A few days ago, Secretary Rice had some stern words for Sudan regarding the Darfur crisis. Demanding an immediate cease-fire in the region, Rice warned that if Sudan did not begin the process of ending the violence, they (the Sudanese government) “and they alone” would be held responsible. She also gave an ultimatum: accept a U.N. mission intent upon acting as peacekeepers, or risk confrontation with the international community.
I’m glad the administration is beginning to take steps to help end the slaughter in Darfur. A pity that this pressure is coming three years into the butchery. Better late than never, I suppose.
I can’t help but wonder how effective this tough talk is going to be. The Sudanese government is surely aware of current events in the world. What is it that they see? Do they have any real cause for concern? The U.S. is embroiled in the the occupation of two nations, both of which continue to harbor a healthy insurgency. There are no apparent prospects for withdrawal. Military forces are stretched thin. Alarmed by the seemingly interminable nature of the occupations and their ever escalating costs, domestic support for the war is waning. The international community has been alienated. Not content with the fiasco already on its hands, the administration had already turned its bluster on North Korea and Iran.

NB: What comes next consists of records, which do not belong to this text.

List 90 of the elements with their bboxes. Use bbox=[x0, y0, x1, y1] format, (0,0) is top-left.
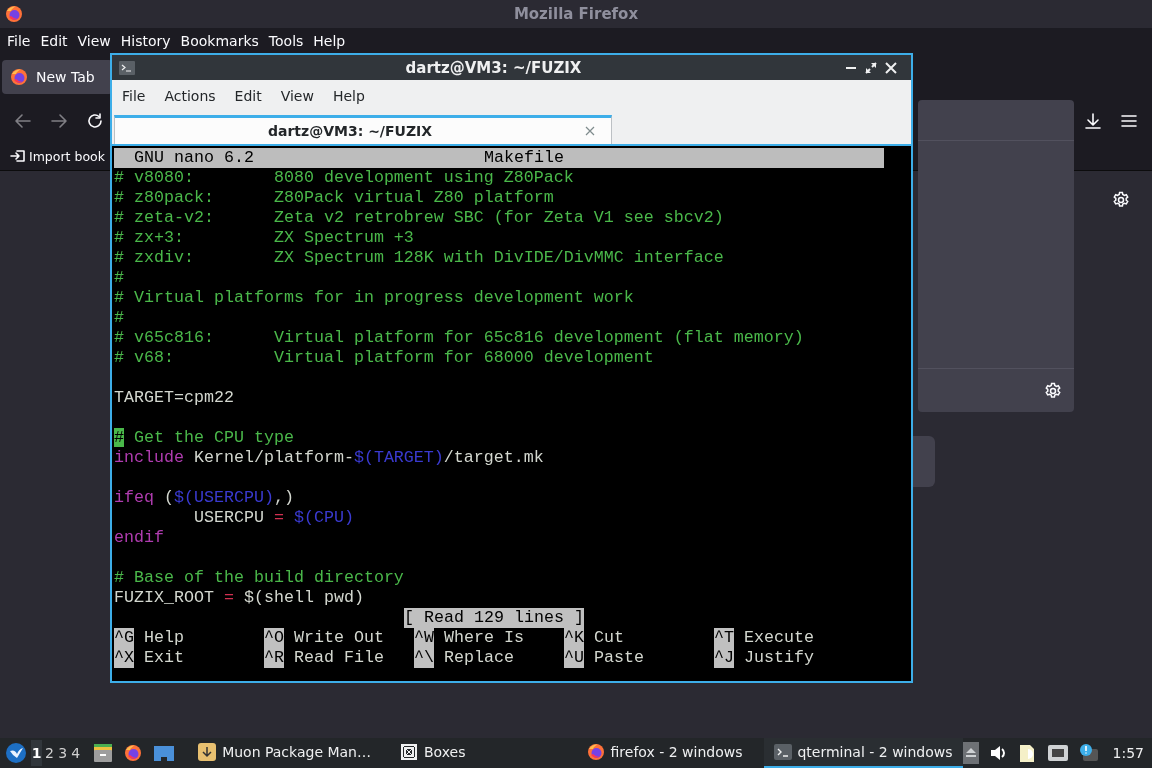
menu-item[interactable]: Tools bbox=[263, 33, 309, 49]
menu-item[interactable]: File bbox=[116, 88, 159, 104]
menu-item[interactable]: View bbox=[72, 33, 116, 49]
taskbar-task[interactable]: qterminal - 2 windows bbox=[764, 738, 963, 768]
shortcut-key: ^J bbox=[714, 648, 734, 668]
code-line: # zx+3: ZX Spectrum +3 bbox=[114, 228, 414, 248]
forward-arrow-icon[interactable] bbox=[50, 112, 68, 130]
code-line: # Base of the build directory bbox=[114, 568, 404, 588]
menu-item[interactable]: View bbox=[274, 88, 327, 104]
maximize-icon[interactable] bbox=[865, 61, 877, 74]
window-title: dartz@VM3: ~/FUZIX bbox=[405, 58, 582, 77]
code-line: endif bbox=[114, 528, 164, 548]
code-line: # bbox=[114, 308, 124, 328]
shortcut-key: ^O bbox=[264, 628, 284, 648]
shortcut-label: Cut bbox=[594, 628, 624, 648]
menu-item[interactable]: Help bbox=[326, 88, 378, 104]
terminal-icon bbox=[774, 744, 793, 760]
shortcut-label: Help bbox=[144, 628, 184, 648]
file-cabinet-icon[interactable] bbox=[93, 743, 114, 763]
code-line: # bbox=[114, 268, 124, 288]
shortcut-key: ^K bbox=[564, 628, 584, 648]
editor-version: GNU nano 6.2 bbox=[134, 148, 254, 167]
network-icon[interactable] bbox=[1046, 744, 1069, 762]
code-line: FUZIX_ROOT = $(shell pwd) bbox=[114, 588, 364, 608]
shortcut-key: ^W bbox=[414, 628, 434, 648]
code-line: # v8080: 8080 development using Z80Pack bbox=[114, 168, 574, 188]
folder-icon[interactable] bbox=[153, 744, 176, 762]
boxes-icon bbox=[399, 742, 419, 762]
code-line: # Virtual platforms for in progress development work bbox=[114, 288, 634, 308]
code-line: TARGET=cpm22 bbox=[114, 388, 234, 408]
taskbar-task[interactable]: Boxes bbox=[389, 738, 476, 768]
workspace-button[interactable]: 4 bbox=[70, 740, 82, 766]
shortcut-label: Exit bbox=[144, 648, 184, 668]
code-line: # zxdiv: ZX Spectrum 128K with DivIDE/DivMMC interface bbox=[114, 248, 724, 268]
menu-item[interactable]: Actions bbox=[158, 88, 229, 104]
package-download-icon bbox=[197, 742, 218, 762]
download-icon[interactable] bbox=[1084, 112, 1102, 130]
workspace-button[interactable]: 2 bbox=[44, 740, 56, 766]
firefox-icon bbox=[10, 68, 28, 86]
bookmark-item[interactable]: Import book bbox=[10, 148, 105, 164]
terminal-icon bbox=[119, 60, 135, 75]
shortcut-label: Execute bbox=[744, 628, 814, 648]
workspace-button[interactable]: 3 bbox=[57, 740, 69, 766]
code-line: # v65c816: Virtual platform for 65c816 development (flat memory) bbox=[114, 328, 804, 348]
code-line: include Kernel/platform-$(TARGET)/target.mk bbox=[114, 448, 544, 468]
back-arrow-icon[interactable] bbox=[14, 112, 32, 130]
firefox-logo-icon bbox=[5, 5, 23, 23]
code-line: # z80pack: Z80Pack virtual Z80 platform bbox=[114, 188, 554, 208]
reload-icon[interactable] bbox=[86, 112, 104, 130]
menu-item[interactable]: Edit bbox=[228, 88, 275, 104]
workspace-button[interactable]: 1 bbox=[31, 740, 43, 766]
shortcut-label: Paste bbox=[594, 648, 644, 668]
shortcut-label: Justify bbox=[744, 648, 814, 668]
settings-icon[interactable] bbox=[1112, 191, 1130, 209]
taskbar-task[interactable]: firefox - 2 windows bbox=[575, 738, 753, 768]
shortcut-key: ^X bbox=[114, 648, 134, 668]
volume-icon[interactable] bbox=[988, 744, 1007, 762]
shortcut-label: Read File bbox=[294, 648, 384, 668]
clock: 1:57 bbox=[1112, 745, 1144, 761]
taskbar-task[interactable]: Muon Package Man… bbox=[187, 738, 381, 768]
shortcut-key: ^U bbox=[564, 648, 584, 668]
menu-item[interactable]: Help bbox=[308, 33, 351, 49]
settings-icon[interactable] bbox=[1044, 381, 1062, 400]
menu-item[interactable]: Edit bbox=[35, 33, 73, 49]
shortcut-key: ^\ bbox=[414, 648, 434, 668]
firefox-icon[interactable] bbox=[123, 743, 144, 763]
menu-icon[interactable] bbox=[1120, 112, 1138, 130]
menu-item[interactable]: Bookmarks bbox=[175, 33, 264, 49]
browser-tab[interactable]: New Tab bbox=[2, 60, 113, 94]
code-line: USERCPU = $(CPU) bbox=[192, 508, 354, 528]
shortcut-label: Write Out bbox=[294, 628, 384, 648]
terminal-tab[interactable]: dartz@VM3: ~/FUZIX bbox=[114, 115, 612, 144]
code-line: # v68: Virtual platform for 68000 development bbox=[114, 348, 654, 368]
notification-icon[interactable] bbox=[1078, 743, 1099, 763]
code-line: # zeta-v2: Zeta v2 retrobrew SBC (for Zeta V1 see sbcv2) bbox=[114, 208, 724, 228]
shortcut-key: ^R bbox=[264, 648, 284, 668]
shortcut-label: Replace bbox=[444, 648, 514, 668]
code-line: ifeq ($(USERCPU),) bbox=[114, 488, 294, 508]
menu-item[interactable]: History bbox=[115, 33, 176, 49]
shortcut-label: Where Is bbox=[444, 628, 524, 648]
start-menu-icon[interactable] bbox=[6, 743, 26, 763]
window-title: Mozilla Firefox bbox=[513, 5, 639, 23]
shortcut-key: ^G bbox=[114, 628, 134, 648]
shortcut-key: ^T bbox=[714, 628, 734, 648]
file-name: Makefile bbox=[483, 148, 564, 167]
code-line: # Get the CPU type bbox=[114, 428, 294, 448]
import-icon bbox=[10, 148, 26, 164]
firefox-icon bbox=[585, 742, 606, 762]
status-message: [ Read 129 lines ] bbox=[404, 608, 584, 628]
menu-item[interactable]: File bbox=[2, 33, 36, 49]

Why then should Sudan worry? What reason do they have to be troubled about the posturing of a nation with so much already on their plate?
If there is an international event in which intervention is morally imperative, this is it. In Darfur, genocide is occurring now—not years ago while the Reagan administration looked away. There are no spurious WMDs, yellow-cake shipments, centrifuges, enriched uranium, or defective rockets. Instead, real men, women, and children are being murdered by the tens of thousands.
Thanks to their ill-conceived “War on Terror,” this administration seems to have made it virtually impossible to do anything about it.